Hazreti Ömer'in Kudüs'ün ilk fatihi olduğunu ve sonrasında 88 yıllık Haçlı işgalinden Kudüs'ü kurtaran Selahaddin-i Eyyubi komutasındaki İslam ordusunun olduğunu belirten Erbaş, "O işgal 88 yıl sürdü, fakat bugünkü Siyonist işgalin Allah'ın izniyle 88 yıl sürmeyeceğine inanıyoruz. Peygamber Efendimizin vefatından 7 yıl sonra Diyarbakır surlarına İslam sancağını dikerek Anadolu'ya İslam güneşinin doğmasına vesile olan ilk Müslümanlar, Efendimizin ashabıdır. Milletimiz de İslam ile şereflendikten sonra asırlarca İslam'ın sancaktarlığını yapmış, bu kutlu dava uğrunda yılmadan mücadele etmiş ve Malazgirt'te destan yazmıştır. Anadolu'nun kapılarını İslam'a açmış, içinde bulunduğumuz bu güzel beldeyi kahraman yapmıştır. Allah hepsine rahmet eylesin." dedi.

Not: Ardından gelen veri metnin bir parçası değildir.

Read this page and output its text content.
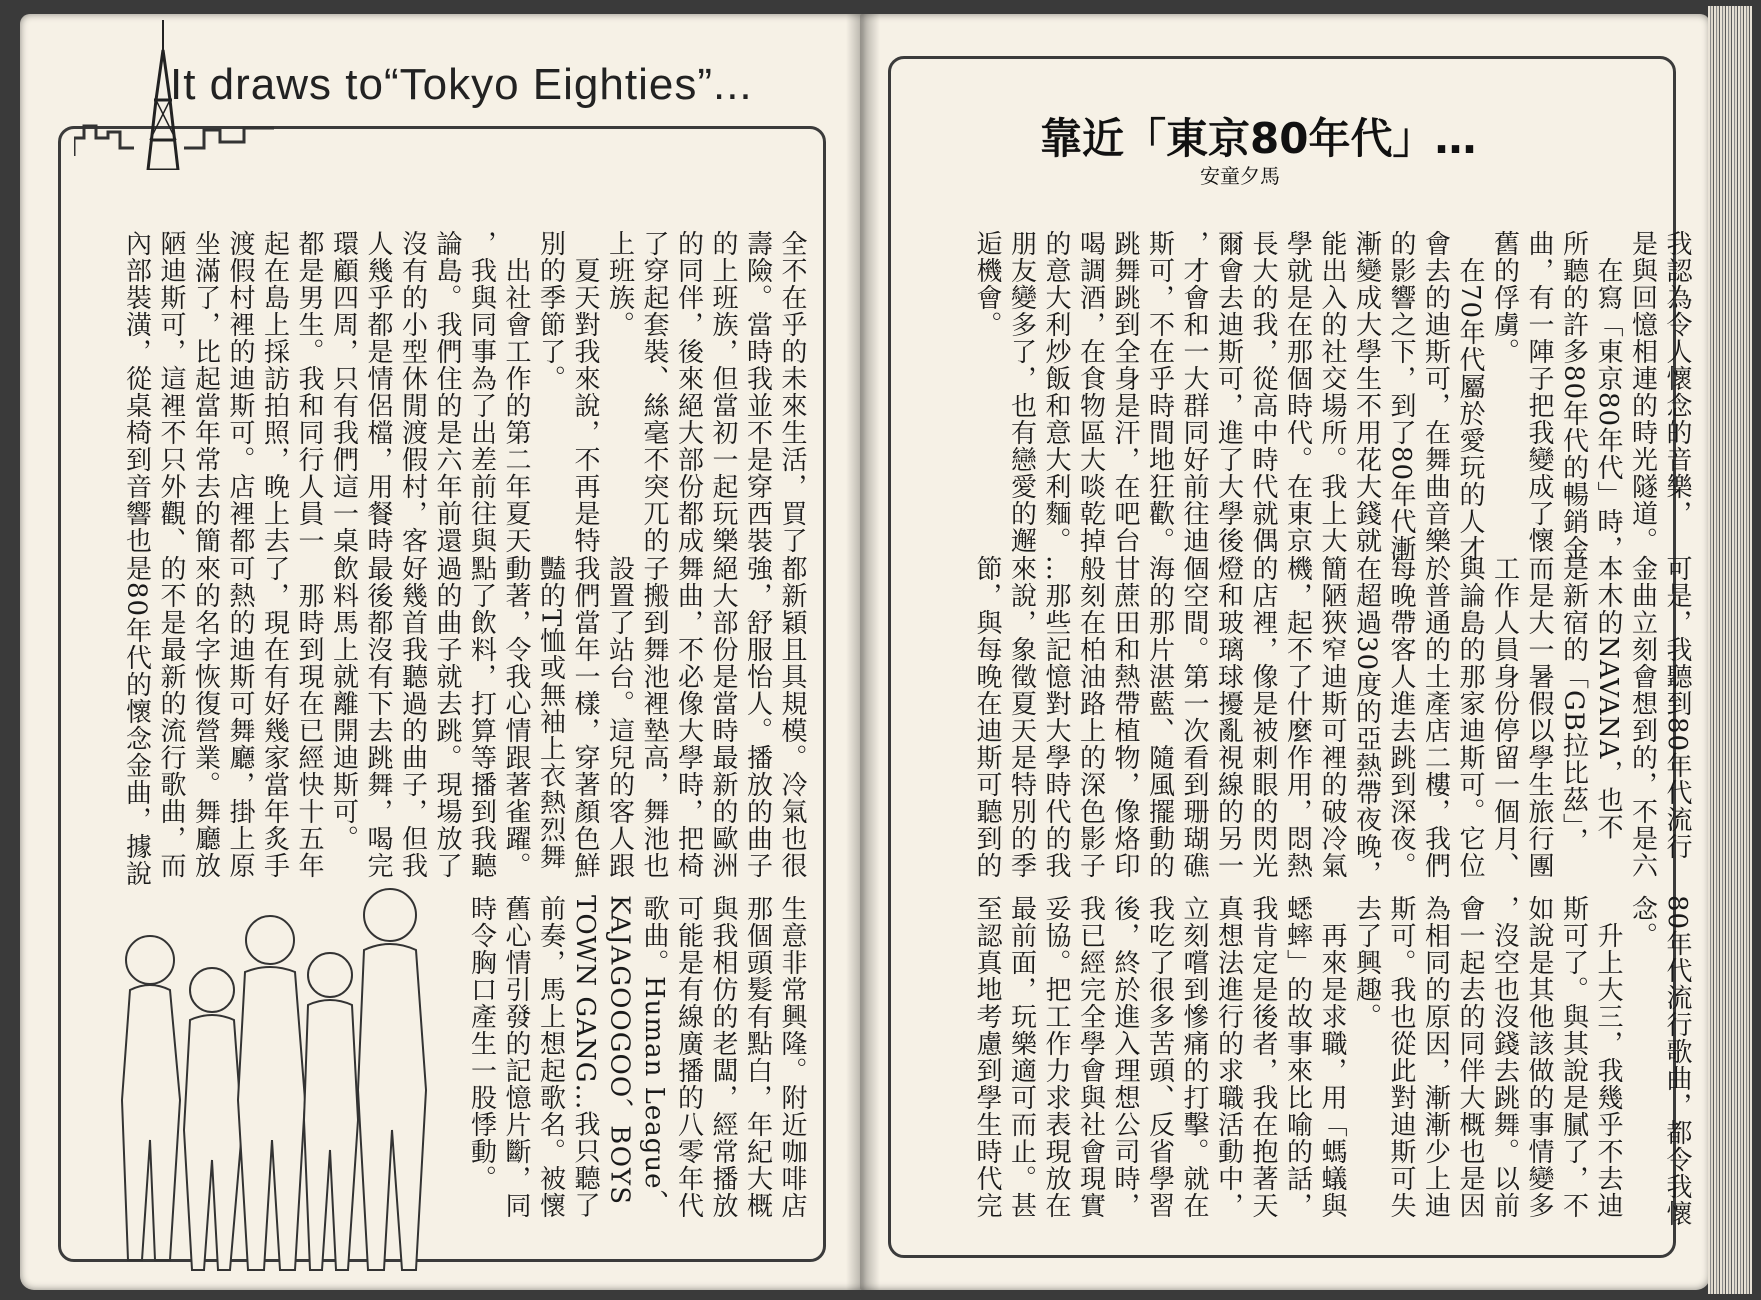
It draws to“Tokyo Eighties”...
靠近「東京80年代」…
安童夕馬
我認為令人懷念的音樂，
是與回憶相連的時光隧道。
　在寫「東京80年代」時，
所聽的許多80年代的暢銷金
曲，有一陣子把我變成了懷
舊的俘虜。
　在70年代屬於愛玩的人才
會去的迪斯可，在舞曲音樂
的影響之下，到了80年代漸
漸變成大學生不用花大錢就
能出入的社交場所。我上大
學就是在那個時代。在東京
長大的我，從高中時代就偶
爾會去迪斯可，進了大學後
，才會和一大群同好前往迪
斯可，不在乎時間地狂歡。
跳舞跳到全身是汗，在吧台
喝調酒，在食物區大啖乾掉
的意大利炒飯和意大利麵。
朋友變多了，也有戀愛的邂
逅機會。
可是，我聽到80年代流行
金曲立刻會想到的，不是六
本木的NAVANA，也不
是新宿的「GB拉比茲」，
而是大一暑假以學生旅行團
工作人員身份停留一個月、
與論島的那家迪斯可。它位
於普通的土產店二樓，我們
每晚帶客人進去跳到深夜。
在超過30度的亞熱帶夜晚，
簡陋狹窄迪斯可裡的破冷氣
機，起不了什麼作用，悶熱
的店裡，像是被刺眼的閃光
燈和玻璃球擾亂視線的另一
個空間。第一次看到珊瑚礁
海的那片湛藍、隨風擺動的
甘蔗田和熱帶植物，像烙印
般刻在柏油路上的深色影子
…那些記憶對大學時代的我
來說，象徵夏天是特別的季
節，與每晚在迪斯可聽到的
80年代流行歌曲，都令我懷
念。
　升上大三，我幾乎不去迪
斯可了。與其說是膩了，不
如說是其他該做的事情變多
，沒空也沒錢去跳舞。以前
會一起去的同伴大概也是因
為相同的原因，漸漸少上迪
斯可。我也從此對迪斯可失
去了興趣。
　再來是求職，用「螞蟻與
蟋蟀」的故事來比喻的話，
我肯定是後者，我在抱著天
真想法進行的求職活動中，
立刻嚐到慘痛的打擊。就在
我吃了很多苦頭、反省學習
後，終於進入理想公司時，
我已經完全學會與社會現實
妥協。把工作力求表現放在
最前面，玩樂適可而止。甚
至認真地考慮到學生時代完
全不在乎的未來生活，買了
壽險。當時我並不是穿西裝
的上班族，但當初一起玩樂
的同伴，後來絕大部份都成
了穿起套裝、絲毫不突兀的
上班族。
　夏天對我來說，不再是特
別的季節了。
　出社會工作的第二年夏天
，我與同事為了出差前往與
論島。我們住的是六年前還
沒有的小型休閒渡假村，客
人幾乎都是情侶檔，用餐時
環顧四周，只有我們這一桌
都是男生。我和同行人員一
起在島上採訪拍照，晚上去
渡假村裡的迪斯可。店裡都
坐滿了，比起當年常去的簡
陋迪斯可，這裡不只外觀、
內部裝潢，從桌椅到音響也
都新穎且具規模。冷氣也很
強，舒服怡人。播放的曲子
絕大部份是當時最新的歐洲
舞曲，不必像大學時，把椅
子搬到舞池裡墊高，舞池也
設置了站台。這兒的客人跟
我們當年一樣，穿著顏色鮮
豔的T恤或無袖上衣熱烈舞
動著，令我心情跟著雀躍。
點了飲料，打算等播到我聽
過的曲子就去跳。現場放了
好幾首我聽過的曲子，但我
最後都沒有下去跳舞，喝完
飲料馬上就離開迪斯可。
　那時到現在已經快十五年
了，現在有好幾家當年炙手
可熱的迪斯可舞廳，掛上原
來的名字恢復營業。舞廳放
的不是最新的流行歌曲，而
是80年代的懷念金曲，據說
生意非常興隆。附近咖啡店
那個頭髮有點白，年紀大概
與我相仿的老闆，經常播放
可能是有線廣播的八零年代
歌曲。Human League、
KAJAGOOGOO、BOYS
TOWN GANG…我只聽了
前奏，馬上想起歌名。被懷
舊心情引發的記憶片斷，同
時令胸口產生一股悸動。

İstiklal Marşı'ndan örnekler veren Erbaş, her karış toprağın şehitlerin emaneti olduğunu vurguladı. Ecdadın aşılmaz denen burçları aştığını, yıkılmaz denen kaleleri yıktığını ve İstanbul'u fethettiğini hatırlatan Erbaş, "Bugün bizlere düşen, İslam'ın öğrettiği yüce idealleri diri tutmaktır. Birlik ve beraberliğimize, kardeşlik ve muhabbetimize sahip çıkmaktır. Ülkemize ve milletimize kurulan tuzakları boşa çıkartmak için güçlü olmaktır. Gençlerimize ve çocuklarımıza sahip çıkıp onları vatan, millet, ezan ve bayrak sevgisiyle yetiştirmektir. Düşmanları tanıyıp ona göre tavır almak, tedbir almak vazifemizdir. Ecdadına layık, ahlaklı bir gelecek için hep birlikte çalışmalıyız. Kötülüğün yerine iyiliği, zulmün yerine adaleti, nefretin yerine sevgiyi hakim kılmalıyız. Güçlü aile yuvaları kurarak bu değerleri yaşatmalıyız. Geleceğimizin teminatı evlatlarımızı milli ve manevi değerlerine bağlı yetiştirmek sorumluluğumuzdur. Bunu asla ihmal etmemeliyiz." dedi.
Erbaş, hutbeyi Gazze ve Filistin'deki mazlumların zafere ulaşacağına dair bir hadisle bitirdi ve ardından cuma namazını kıldırdı.